The Boeing 777, carrying 239 passengers and crew, disappeared on March 8 shortly after taking off from Kuala Lumpur bound for Beijing.
Investigators say what little evidence they have to work with suggests the aeroplane was deliberately diverted thousands of kilometres from its scheduled route before eventually plunging into the Indian Ocean.
The search was narrowed in April after a series of acoustic pings thought to be from the plane's black box recorders were heard along a final arc where analysis of satellite data put its last location.
But a month later, officials conceded the wreckage was not in that concentrated area, some 1,600 km (1,000 miles) off the northwest coast of Australia, and the search area would have to be expanded.
“The new priority area is still focused on the seventh arc, where the aircraft last communicated with satellite.

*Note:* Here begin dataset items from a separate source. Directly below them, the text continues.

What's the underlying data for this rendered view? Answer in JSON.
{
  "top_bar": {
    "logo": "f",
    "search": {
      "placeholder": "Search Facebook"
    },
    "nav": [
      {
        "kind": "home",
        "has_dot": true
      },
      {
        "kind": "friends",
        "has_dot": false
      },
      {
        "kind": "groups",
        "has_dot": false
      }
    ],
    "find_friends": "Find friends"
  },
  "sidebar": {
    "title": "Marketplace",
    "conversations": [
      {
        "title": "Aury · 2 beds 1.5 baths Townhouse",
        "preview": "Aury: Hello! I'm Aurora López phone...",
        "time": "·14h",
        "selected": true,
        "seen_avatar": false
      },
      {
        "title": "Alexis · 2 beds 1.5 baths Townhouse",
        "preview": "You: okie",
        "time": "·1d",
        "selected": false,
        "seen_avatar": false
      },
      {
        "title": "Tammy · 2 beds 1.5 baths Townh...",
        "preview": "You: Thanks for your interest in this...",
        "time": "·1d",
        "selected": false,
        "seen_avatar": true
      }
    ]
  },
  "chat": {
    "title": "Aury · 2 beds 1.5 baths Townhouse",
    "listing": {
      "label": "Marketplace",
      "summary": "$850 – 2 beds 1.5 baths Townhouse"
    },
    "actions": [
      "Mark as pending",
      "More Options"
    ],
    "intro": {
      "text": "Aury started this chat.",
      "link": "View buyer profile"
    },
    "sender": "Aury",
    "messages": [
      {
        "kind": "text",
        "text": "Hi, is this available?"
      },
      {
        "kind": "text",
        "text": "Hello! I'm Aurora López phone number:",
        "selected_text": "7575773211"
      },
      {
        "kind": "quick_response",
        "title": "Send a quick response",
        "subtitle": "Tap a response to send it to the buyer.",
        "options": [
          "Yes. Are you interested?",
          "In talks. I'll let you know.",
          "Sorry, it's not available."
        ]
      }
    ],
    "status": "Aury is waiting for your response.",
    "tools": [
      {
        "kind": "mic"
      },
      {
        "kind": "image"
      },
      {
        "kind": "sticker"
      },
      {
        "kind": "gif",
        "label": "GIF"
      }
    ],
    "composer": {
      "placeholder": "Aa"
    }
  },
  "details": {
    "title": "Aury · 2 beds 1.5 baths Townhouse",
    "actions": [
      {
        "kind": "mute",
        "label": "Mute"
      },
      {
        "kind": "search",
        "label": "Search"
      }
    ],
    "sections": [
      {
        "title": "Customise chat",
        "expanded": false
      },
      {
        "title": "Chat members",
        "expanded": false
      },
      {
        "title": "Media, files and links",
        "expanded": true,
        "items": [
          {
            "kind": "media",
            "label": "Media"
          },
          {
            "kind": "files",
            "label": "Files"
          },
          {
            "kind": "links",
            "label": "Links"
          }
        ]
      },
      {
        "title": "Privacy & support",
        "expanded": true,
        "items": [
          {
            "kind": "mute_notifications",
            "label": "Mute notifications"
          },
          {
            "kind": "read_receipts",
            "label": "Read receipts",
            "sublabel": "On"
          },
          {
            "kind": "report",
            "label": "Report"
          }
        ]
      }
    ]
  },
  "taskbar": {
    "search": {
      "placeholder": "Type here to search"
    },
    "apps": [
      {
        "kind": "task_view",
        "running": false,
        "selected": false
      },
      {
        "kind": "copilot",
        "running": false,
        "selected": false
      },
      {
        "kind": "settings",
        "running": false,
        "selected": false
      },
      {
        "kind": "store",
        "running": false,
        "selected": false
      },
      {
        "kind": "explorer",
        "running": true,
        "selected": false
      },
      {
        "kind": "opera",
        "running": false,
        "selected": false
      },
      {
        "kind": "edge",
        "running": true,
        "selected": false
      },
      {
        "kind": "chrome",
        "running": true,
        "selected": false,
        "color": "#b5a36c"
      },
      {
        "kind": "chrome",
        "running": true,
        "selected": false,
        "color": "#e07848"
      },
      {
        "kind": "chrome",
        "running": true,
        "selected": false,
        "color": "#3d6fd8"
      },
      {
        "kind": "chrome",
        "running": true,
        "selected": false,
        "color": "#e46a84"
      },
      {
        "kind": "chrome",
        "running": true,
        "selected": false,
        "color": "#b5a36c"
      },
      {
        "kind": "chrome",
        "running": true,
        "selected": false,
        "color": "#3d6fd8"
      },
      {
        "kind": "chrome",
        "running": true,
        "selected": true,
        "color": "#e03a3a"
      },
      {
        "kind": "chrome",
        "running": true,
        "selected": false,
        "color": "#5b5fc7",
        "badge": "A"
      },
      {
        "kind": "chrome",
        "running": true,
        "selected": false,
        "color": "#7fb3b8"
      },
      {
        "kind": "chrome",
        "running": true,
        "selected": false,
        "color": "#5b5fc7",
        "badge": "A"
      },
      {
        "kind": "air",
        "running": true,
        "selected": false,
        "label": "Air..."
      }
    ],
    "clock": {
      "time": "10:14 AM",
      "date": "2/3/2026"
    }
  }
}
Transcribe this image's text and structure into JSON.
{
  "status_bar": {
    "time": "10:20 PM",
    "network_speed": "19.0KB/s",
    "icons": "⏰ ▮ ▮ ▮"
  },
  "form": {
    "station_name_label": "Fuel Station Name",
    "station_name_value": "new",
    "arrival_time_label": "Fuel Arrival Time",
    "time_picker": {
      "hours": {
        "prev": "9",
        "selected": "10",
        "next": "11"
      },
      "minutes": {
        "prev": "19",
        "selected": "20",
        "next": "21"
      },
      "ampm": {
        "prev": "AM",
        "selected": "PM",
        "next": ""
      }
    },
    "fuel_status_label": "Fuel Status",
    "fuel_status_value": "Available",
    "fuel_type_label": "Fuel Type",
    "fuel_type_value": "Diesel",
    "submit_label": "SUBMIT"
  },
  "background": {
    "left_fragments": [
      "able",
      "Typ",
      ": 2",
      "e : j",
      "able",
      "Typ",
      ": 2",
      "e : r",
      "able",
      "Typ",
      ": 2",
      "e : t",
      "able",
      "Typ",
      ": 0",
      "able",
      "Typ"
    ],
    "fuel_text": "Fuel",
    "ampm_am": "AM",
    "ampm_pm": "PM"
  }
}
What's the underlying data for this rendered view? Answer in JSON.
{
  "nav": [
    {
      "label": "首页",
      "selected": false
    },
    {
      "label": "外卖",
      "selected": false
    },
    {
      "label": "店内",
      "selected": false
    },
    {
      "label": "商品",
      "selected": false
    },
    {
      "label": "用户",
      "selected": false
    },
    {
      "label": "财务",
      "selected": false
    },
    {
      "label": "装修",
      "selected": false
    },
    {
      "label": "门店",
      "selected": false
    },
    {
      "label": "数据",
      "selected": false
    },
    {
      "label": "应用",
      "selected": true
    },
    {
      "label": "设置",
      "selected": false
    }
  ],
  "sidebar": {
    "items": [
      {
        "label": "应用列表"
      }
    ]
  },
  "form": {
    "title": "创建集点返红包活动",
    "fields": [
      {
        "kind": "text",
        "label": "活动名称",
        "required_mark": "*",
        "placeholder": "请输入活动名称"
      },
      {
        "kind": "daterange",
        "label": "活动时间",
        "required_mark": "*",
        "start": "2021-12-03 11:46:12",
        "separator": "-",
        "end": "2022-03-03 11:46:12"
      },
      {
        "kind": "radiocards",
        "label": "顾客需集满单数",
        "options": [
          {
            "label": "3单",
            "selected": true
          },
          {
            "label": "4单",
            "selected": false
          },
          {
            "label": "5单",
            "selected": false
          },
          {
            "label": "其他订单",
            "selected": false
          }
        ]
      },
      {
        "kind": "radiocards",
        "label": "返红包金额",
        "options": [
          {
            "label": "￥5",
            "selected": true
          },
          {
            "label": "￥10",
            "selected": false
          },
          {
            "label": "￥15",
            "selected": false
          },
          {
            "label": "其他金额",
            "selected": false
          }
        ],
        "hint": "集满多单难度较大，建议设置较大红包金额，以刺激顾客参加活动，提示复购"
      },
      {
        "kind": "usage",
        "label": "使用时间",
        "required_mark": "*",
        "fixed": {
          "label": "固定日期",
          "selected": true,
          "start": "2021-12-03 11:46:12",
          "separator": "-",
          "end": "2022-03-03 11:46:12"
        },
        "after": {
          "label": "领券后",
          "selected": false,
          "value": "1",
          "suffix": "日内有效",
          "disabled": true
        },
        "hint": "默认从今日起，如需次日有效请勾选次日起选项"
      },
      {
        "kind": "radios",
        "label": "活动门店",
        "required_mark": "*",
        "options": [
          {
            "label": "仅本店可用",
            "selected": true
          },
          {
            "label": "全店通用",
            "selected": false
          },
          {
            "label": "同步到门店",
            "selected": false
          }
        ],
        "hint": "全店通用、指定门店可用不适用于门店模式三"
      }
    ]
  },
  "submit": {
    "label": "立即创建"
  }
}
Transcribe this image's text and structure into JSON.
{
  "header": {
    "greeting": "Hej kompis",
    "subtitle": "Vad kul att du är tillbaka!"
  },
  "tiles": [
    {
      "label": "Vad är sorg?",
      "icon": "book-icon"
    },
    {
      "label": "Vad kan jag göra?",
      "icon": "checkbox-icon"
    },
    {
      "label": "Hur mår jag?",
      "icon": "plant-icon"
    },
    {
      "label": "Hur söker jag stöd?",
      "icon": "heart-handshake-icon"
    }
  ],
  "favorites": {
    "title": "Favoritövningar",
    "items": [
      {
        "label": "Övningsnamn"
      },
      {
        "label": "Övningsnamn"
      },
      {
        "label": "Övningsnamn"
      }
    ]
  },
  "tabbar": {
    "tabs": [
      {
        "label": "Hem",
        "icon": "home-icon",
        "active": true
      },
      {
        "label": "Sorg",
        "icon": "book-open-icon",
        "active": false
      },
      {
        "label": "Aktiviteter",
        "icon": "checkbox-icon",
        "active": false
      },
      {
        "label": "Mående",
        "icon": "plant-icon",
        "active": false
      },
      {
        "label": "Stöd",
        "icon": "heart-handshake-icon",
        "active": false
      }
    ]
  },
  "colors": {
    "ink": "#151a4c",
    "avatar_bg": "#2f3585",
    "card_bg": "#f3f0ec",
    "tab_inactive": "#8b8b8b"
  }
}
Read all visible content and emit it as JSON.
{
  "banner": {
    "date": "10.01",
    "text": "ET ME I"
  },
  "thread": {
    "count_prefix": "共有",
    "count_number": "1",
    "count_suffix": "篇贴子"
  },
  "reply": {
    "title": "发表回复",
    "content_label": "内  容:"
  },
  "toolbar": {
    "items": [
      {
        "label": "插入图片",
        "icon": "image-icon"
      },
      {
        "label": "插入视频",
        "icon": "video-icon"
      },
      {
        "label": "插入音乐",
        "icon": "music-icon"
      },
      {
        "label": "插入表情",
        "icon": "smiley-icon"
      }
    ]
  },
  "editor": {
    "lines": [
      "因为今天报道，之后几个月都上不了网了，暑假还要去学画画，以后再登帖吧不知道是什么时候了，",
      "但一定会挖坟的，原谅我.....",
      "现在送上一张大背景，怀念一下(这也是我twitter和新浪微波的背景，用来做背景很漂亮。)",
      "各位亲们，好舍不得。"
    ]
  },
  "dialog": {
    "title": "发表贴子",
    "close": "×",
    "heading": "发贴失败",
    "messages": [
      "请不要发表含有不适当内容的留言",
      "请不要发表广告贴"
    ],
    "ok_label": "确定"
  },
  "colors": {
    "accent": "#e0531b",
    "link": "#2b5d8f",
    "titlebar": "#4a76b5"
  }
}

We are now shifting our attention to an area further south along the arc,” Australian Deputy Prime Minister Warren Truss said.
Truss said the new priority search area was determined after a review of satellite data and early radar information as the plane suddenly diverted across the Malaysian peninsular and headed south into one of the remotest areas of the planet.
“It is highly, highly likely that the aircraft was on autopilot otherwise it could not have followed the orderly path that has been identified through the satellite sightings,” Truss told reporters in Canberra.
VIDEO: Relatives of missing passengers still seeking answers
Two vessels, one Chinese and one from Dutch engineering company Fugro are currently mapping the seafloor along the arc, where depths exceed 5,000 metres in parts.
The next phase of the search mission is expected to start in August and take a year, covering some 60,000 sq kilometres of ocean at a cost of A$60 million ($56 million) or more. The search is already the most expensive in aviation history.